4. The SOM works very well for perceptual mapping data where you have a sample of respondents evaluating two or more products on three or more attributes. In this case, products with similar perceptual structure map close to each other and the attributes form a smoothly varying self-emerging co-ordinate system. The impact matrix and deviation scores show how respondents structure the marketplace and you can then easily read off the position each product occupies within this structure. Space prohibits us from showing examples of a neural network-based perceptual map, but I will be glad to send an example to anyone who is interested.

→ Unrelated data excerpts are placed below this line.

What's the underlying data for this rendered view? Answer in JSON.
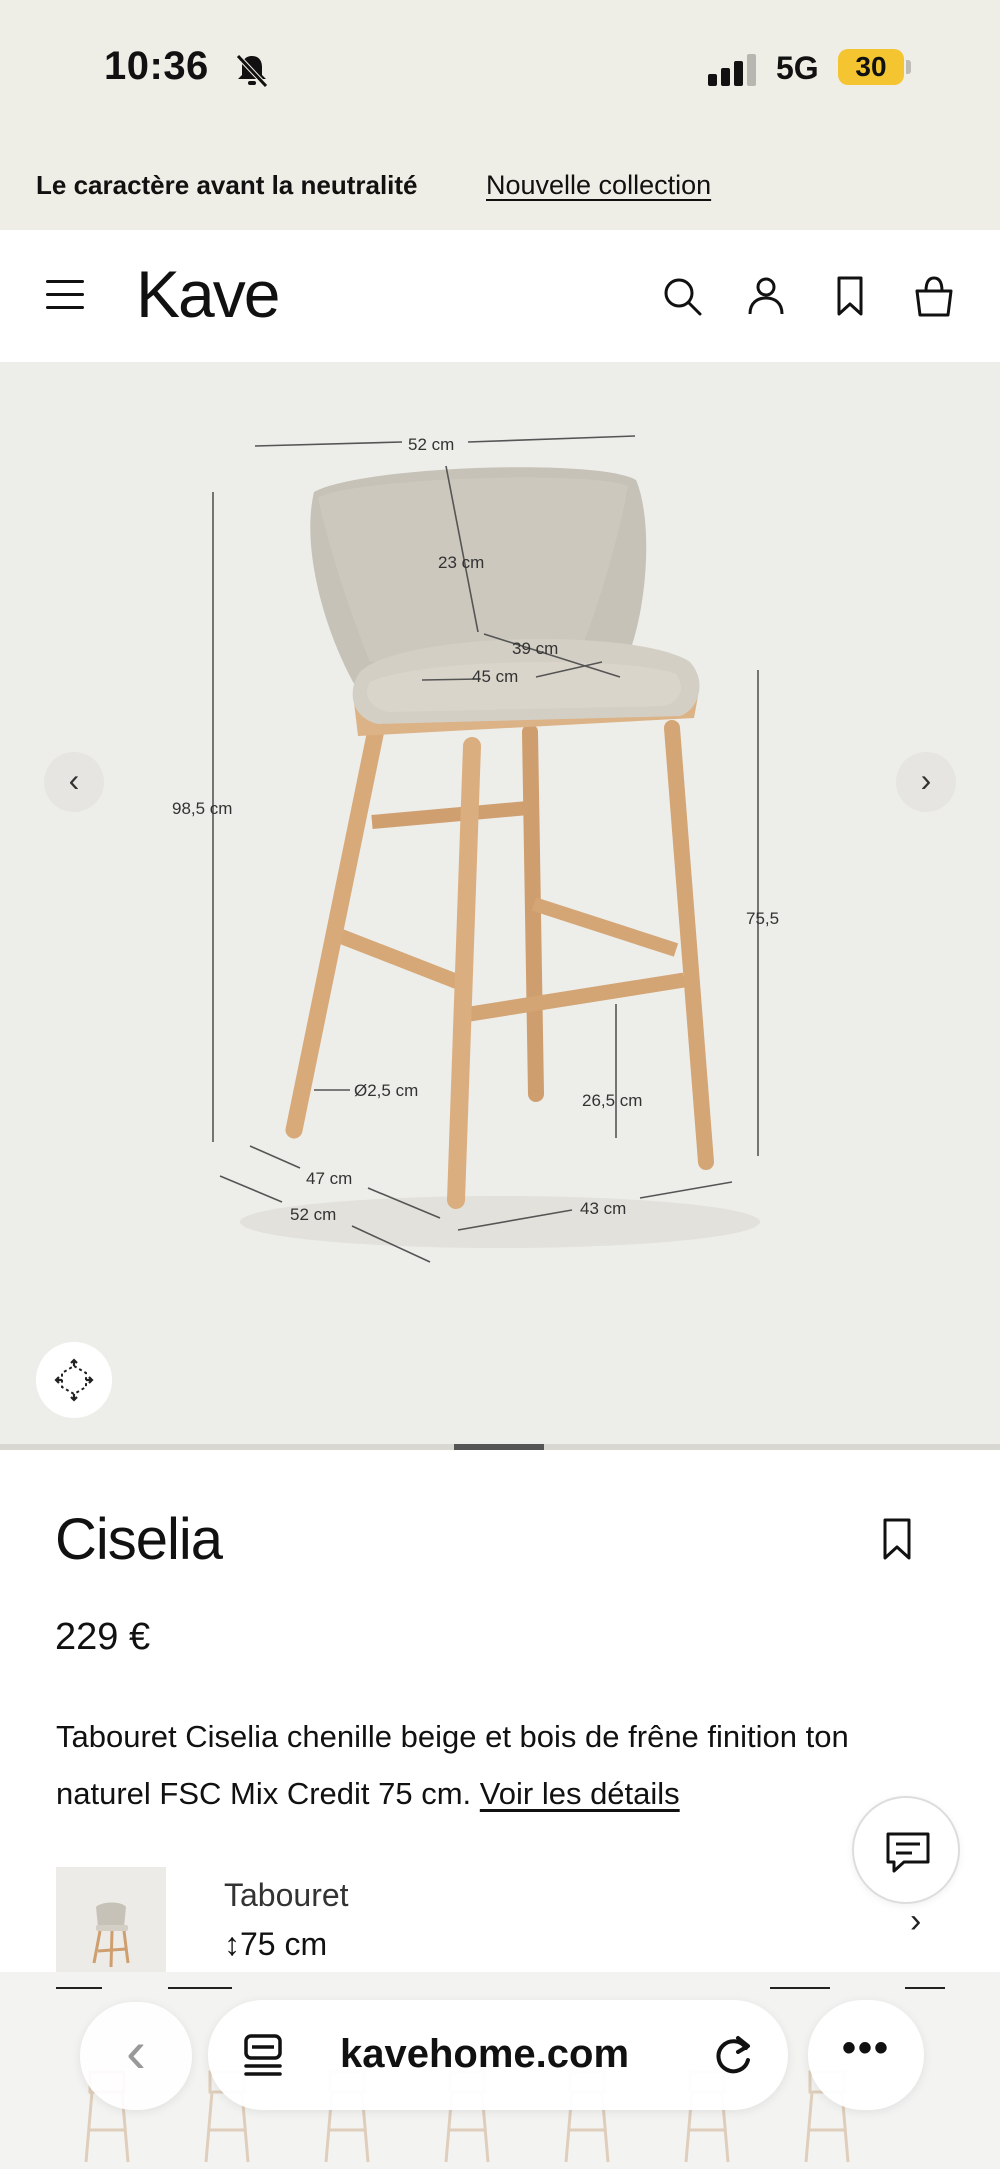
{
  "status_bar": {
    "time": "10:36",
    "network": "5G",
    "battery": "30"
  },
  "promo": {
    "text": "Le caractère avant la neutralité",
    "link": "Nouvelle collection"
  },
  "header": {
    "logo": "Kave"
  },
  "gallery": {
    "prev_label": "‹",
    "next_label": "›",
    "dimensions": {
      "width_top": "52 cm",
      "backrest_height": "23 cm",
      "seat_depth": "39 cm",
      "seat_width": "45 cm",
      "total_height": "98,5 cm",
      "seat_height": "75,5",
      "leg_diameter": "Ø2,5 cm",
      "footrest_height": "26,5 cm",
      "depth_inner": "47 cm",
      "depth_outer": "52 cm",
      "base_width": "43 cm"
    }
  },
  "product": {
    "name": "Ciselia",
    "price": "229 €",
    "description": "Tabouret Ciselia chenille beige et bois de frêne finition ton naturel FSC Mix Credit 75 cm.",
    "details_link": "Voir les détails"
  },
  "variant": {
    "type": "Tabouret",
    "size": "↕75 cm",
    "chevron": "›"
  },
  "browser": {
    "url": "kavehome.com",
    "back": "‹",
    "more": "•••"
  }
}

There are also some serious disadvantages and limitations of the Kohonen self-organizing map, including:

1. The SOM cannot be used with categorical data and doesn't do very well with ordinal data. With this kind of data, one will get better results with correspondence analysis than a self-organizing map. The more robust the measurement, the better the SOM works.

2. If you are using a large number of items as the basis of the segmentation, you will need a large number of respondents. This is due to the competitive learning paradigm which requires many observations in order to accurately tune the weights.

3. The Kohonen self-organizing map frequently finds a lot of segments. With interactive presentation technology, this may or may not be a serious problem since, as I suggested above, solutions with a large number of segments usually find very fine gradations which, for the purposes of marketing strategy development, can be combined.

4. If you are used to the non-overlapping, highly discontinuous kinds of segments that cluster analysis finds, the idea of smooth transitions and overlapping segments might be awkward.